The principle and function of distributed tracking system is enough to read this article!

Preface

In the microservice architecture, a request often involves multiple modules, multiple middleware, and multiple machines to complete the collaboration. In this series of call requests, some are serial and some are parallel. How to determine which applications, which modules, which nodes and the order of calling are called behind this request? How to locate the performance problem of each module? This article will reveal the answer for you.

This article will explain from the following aspects

Principle and function of distributed tracking system
Principle and architecture design of SkyWalking
Our company's practice on the distributed call chain

The principle and function of distributed tracking system

How to measure the performance of an interface, generally we will pay attention to at least the following three indicators

How do you know the RT of the interface?
Is there an abnormal response?
Where is the main slow?

Monolithic architecture

In the early days, when the company just started, it may adopt the following monolithic architecture. For the monolithic architecture, what method should we use to calculate the above three indicators?

The easiest thing to think of is obviously to use AOP

Use AOP to print out the time before and after calling specific business logic to calculate the overall call time. Use AOP to catch the exception, and you can also know where the call caused the exception.

Microservice architecture

In the monolithic architecture, since all services and components are on the same machine, these monitoring indicators are relatively easy to implement. However, with the rapid development of business, the monolithic architecture will inevitably develop towards a microservice architecture, as follows

As shown in the picture: a slightly more complex microservice architecture

If some users report that a page is slow, we know that the request call chain for this page is A -----> C -----> B -----> D, how to locate which module may be at this time The problem caused. Each service Service A, B, C, D has several machines. How do you know which machine a certain request calls the service?

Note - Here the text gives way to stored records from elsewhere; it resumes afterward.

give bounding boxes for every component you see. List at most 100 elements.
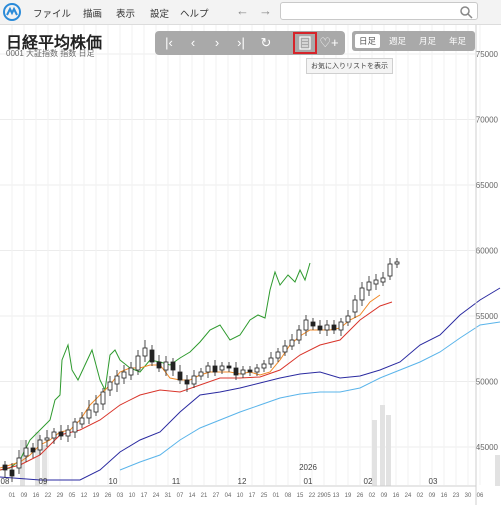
y-tick-label: 65000	[476, 181, 499, 190]
candle-body	[100, 391, 106, 405]
x-day-label: 09	[21, 493, 28, 499]
indicator-line-5	[119, 321, 501, 471]
candle-body	[23, 447, 29, 457]
next-icon[interactable]: ›	[214, 35, 220, 50]
volume-bar	[42, 445, 47, 486]
last-icon[interactable]: ›|	[237, 35, 245, 50]
x-day-label: 17	[141, 493, 148, 499]
indicator-line-3	[0, 301, 393, 471]
first-icon[interactable]: |‹	[165, 35, 173, 50]
x-day-label: 22	[45, 493, 52, 499]
x-day-label: 24	[153, 493, 160, 499]
candle-body	[380, 277, 386, 283]
tab-monthly[interactable]: 月足	[419, 36, 437, 46]
candle-body	[387, 263, 393, 277]
forward-arrow-icon[interactable]: →	[259, 3, 272, 18]
candle-body	[30, 447, 36, 453]
x-day-label: 16	[33, 493, 40, 499]
search-box[interactable]	[280, 2, 478, 20]
volume-bar	[35, 432, 40, 486]
y-axis: 75000 70000 65000 60000 55000 50000 45000	[475, 25, 499, 505]
x-month-label: 10	[109, 477, 118, 486]
menu-help[interactable]: ヘルプ	[180, 9, 209, 20]
candle-body	[275, 351, 281, 359]
candle-body	[72, 421, 78, 433]
candle-body	[296, 329, 302, 341]
candle-body	[170, 361, 176, 371]
watchlist-icon[interactable]	[293, 31, 317, 55]
x-day-label: 09	[429, 493, 436, 499]
y-tick-label: 50000	[476, 378, 499, 387]
x-month-label: 09	[39, 477, 48, 486]
candle-body	[93, 403, 99, 413]
candle-body	[247, 369, 253, 373]
candle-body	[2, 464, 8, 471]
volume-bar	[20, 440, 25, 486]
tab-weekly[interactable]: 週足	[389, 36, 407, 46]
refresh-icon[interactable]: ↻	[260, 35, 272, 50]
menu-settings[interactable]: 設定	[150, 9, 170, 20]
watchlist-button-highlight	[293, 32, 317, 54]
x-day-label: 01	[273, 493, 280, 499]
volume-bar	[386, 415, 391, 486]
menu-bar: ファイル 描画 表示 設定 ヘルプ ← →	[0, 0, 501, 25]
x-day-label: 16	[393, 493, 400, 499]
candle-body	[240, 369, 246, 375]
add-favorite-icon[interactable]: ♡+	[319, 35, 339, 50]
x-month-label: 01	[304, 477, 313, 486]
candle-body	[289, 339, 295, 347]
candle-body	[366, 281, 372, 291]
x-day-label: 25	[261, 493, 268, 499]
x-day-label: 12	[81, 493, 88, 499]
x-day-label: 24	[405, 493, 412, 499]
candle-body	[352, 299, 358, 313]
volume-bar	[495, 455, 500, 486]
menu-draw[interactable]: 描画	[83, 9, 103, 20]
volume-bar	[380, 405, 385, 486]
indicator-line-2	[0, 294, 381, 469]
candle-body	[191, 375, 197, 385]
candle-body	[373, 279, 379, 285]
search-input[interactable]	[285, 5, 459, 19]
tab-daily[interactable]: 日足	[355, 34, 381, 48]
y-tick-label: 45000	[476, 443, 499, 452]
candle-body	[114, 375, 120, 385]
price-chart[interactable]: 75000 70000 65000 60000 55000 50000 45000 01 09…	[0, 25, 501, 505]
menu-file[interactable]: ファイル	[33, 9, 72, 20]
candle-body	[219, 365, 225, 371]
prev-icon[interactable]: ‹	[190, 35, 196, 50]
candle-body	[317, 325, 323, 331]
candle-body	[65, 429, 71, 437]
x-day-label: 23	[453, 493, 460, 499]
x-day-label: 09	[381, 493, 388, 499]
watchlist-tooltip: お気に入りリストを表示	[306, 58, 393, 74]
volume-bar	[372, 420, 377, 486]
x-day-label: 08	[285, 493, 292, 499]
back-arrow-icon[interactable]: ←	[236, 3, 249, 18]
x-day-label: 2905	[317, 493, 331, 499]
candle-body	[310, 321, 316, 327]
x-month-label: 02	[364, 477, 373, 486]
x-day-label: 22	[309, 493, 316, 499]
candle-body	[51, 431, 57, 439]
x-day-label: 16	[441, 493, 448, 499]
tab-yearly[interactable]: 年足	[449, 36, 467, 46]
candle-body	[79, 417, 85, 425]
chart-grid	[0, 25, 481, 485]
menu-view[interactable]: 表示	[116, 9, 136, 20]
y-tick-label: 55000	[476, 312, 499, 321]
candle-body	[107, 381, 113, 391]
x-day-label: 06	[477, 493, 484, 499]
search-icon[interactable]	[459, 5, 473, 19]
candle-body	[16, 457, 22, 469]
candle-body	[37, 439, 43, 451]
x-day-label: 19	[345, 493, 352, 499]
candle-body	[282, 345, 288, 353]
candle-body	[254, 367, 260, 373]
candle-body	[205, 365, 211, 373]
candle-body	[9, 469, 15, 477]
x-day-label: 17	[249, 493, 256, 499]
candle-body	[58, 431, 64, 437]
y-tick-label: 70000	[476, 116, 499, 125]
y-tick-label: 60000	[476, 247, 499, 256]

It can be clearly seen that due to the inability to accurately locate the exact path that each request passes, there are several pain points under the microservice architecture

Difficulty in troubleshooting and long cycle
Hard to reproduce specific scenes
System performance bottleneck analysis is difficult

The distributed call chain was born to solve the above problems, and its main functions are as follows

Automatically take data
Analyze data to generate a complete call chain : With a complete call chain of the request, the problem has a high probability of recurring
Data visualization: The performance visualization of each component can help us locate the bottleneck of the system and find out the problem in time

Through the distributed tracking system, each specific request link of the following requests can be well located, so that request link tracking can be easily realized, and the performance bottleneck of each module can be located and analyzed.

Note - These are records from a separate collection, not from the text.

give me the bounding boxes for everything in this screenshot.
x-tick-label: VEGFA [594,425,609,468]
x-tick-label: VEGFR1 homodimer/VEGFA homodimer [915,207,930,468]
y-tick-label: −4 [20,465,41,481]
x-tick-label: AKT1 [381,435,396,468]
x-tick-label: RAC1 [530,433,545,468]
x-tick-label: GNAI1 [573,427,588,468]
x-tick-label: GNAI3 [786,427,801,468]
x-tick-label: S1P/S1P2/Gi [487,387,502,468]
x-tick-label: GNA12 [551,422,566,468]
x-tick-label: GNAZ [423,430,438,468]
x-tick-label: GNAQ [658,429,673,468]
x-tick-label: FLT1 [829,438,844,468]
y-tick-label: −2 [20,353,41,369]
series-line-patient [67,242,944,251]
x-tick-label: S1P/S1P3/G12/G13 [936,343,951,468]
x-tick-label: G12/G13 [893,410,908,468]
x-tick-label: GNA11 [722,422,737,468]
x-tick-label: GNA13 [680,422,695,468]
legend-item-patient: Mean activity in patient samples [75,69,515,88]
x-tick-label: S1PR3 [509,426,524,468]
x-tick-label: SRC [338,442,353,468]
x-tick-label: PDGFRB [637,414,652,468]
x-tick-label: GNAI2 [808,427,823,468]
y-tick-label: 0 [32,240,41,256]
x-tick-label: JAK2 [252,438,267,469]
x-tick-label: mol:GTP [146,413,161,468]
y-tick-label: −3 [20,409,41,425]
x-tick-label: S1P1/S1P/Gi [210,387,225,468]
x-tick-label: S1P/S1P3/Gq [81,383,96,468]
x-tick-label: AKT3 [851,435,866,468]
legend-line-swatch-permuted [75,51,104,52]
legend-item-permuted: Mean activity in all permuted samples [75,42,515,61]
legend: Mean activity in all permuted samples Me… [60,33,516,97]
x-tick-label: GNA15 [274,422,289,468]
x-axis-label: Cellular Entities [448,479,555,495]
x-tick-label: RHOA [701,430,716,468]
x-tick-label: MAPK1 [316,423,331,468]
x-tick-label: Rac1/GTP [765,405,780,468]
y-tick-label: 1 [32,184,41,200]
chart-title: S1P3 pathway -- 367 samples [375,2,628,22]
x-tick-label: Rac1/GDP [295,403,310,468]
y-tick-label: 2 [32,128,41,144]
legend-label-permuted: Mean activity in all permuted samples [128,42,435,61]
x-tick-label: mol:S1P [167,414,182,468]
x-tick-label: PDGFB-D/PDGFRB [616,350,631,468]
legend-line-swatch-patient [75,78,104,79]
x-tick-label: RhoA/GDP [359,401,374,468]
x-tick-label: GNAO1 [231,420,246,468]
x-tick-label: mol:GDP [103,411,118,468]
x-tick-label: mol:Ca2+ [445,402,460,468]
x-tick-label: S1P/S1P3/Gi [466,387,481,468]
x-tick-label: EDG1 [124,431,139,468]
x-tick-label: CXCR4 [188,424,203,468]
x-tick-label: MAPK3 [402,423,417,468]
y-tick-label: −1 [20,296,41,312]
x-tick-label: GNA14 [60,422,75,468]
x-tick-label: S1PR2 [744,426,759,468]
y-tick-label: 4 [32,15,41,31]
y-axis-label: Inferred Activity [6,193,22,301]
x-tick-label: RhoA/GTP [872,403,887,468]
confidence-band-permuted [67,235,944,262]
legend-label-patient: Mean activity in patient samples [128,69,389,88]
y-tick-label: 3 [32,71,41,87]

Distributed call chain standard-OpenTracing

Knowing the role of the distributed call chain, let's look at how to implement the implementation and principle of the distributed call chain. First, in order to solve the incompatibility of different distributed tracing system APIs, the OpenTracing specification was born. OpenTracing is a lightweight Level of standardization layer, which lies between the application/class library and the tracking or log analysis program.

In this way, OpenTracing provides platform-independent and vendor-independent APIs so that developers can easily add the implementation of the tracking system.

Speaking of this, have you thought about a similar implementation in Java? Remember JDBC. By providing a set of standard interfaces for various vendors to implement, programmers can face interface programming without worrying about the specific implementation. The interface here is actually a standard, so it is very important to develop a set of standards to enable pluggable components.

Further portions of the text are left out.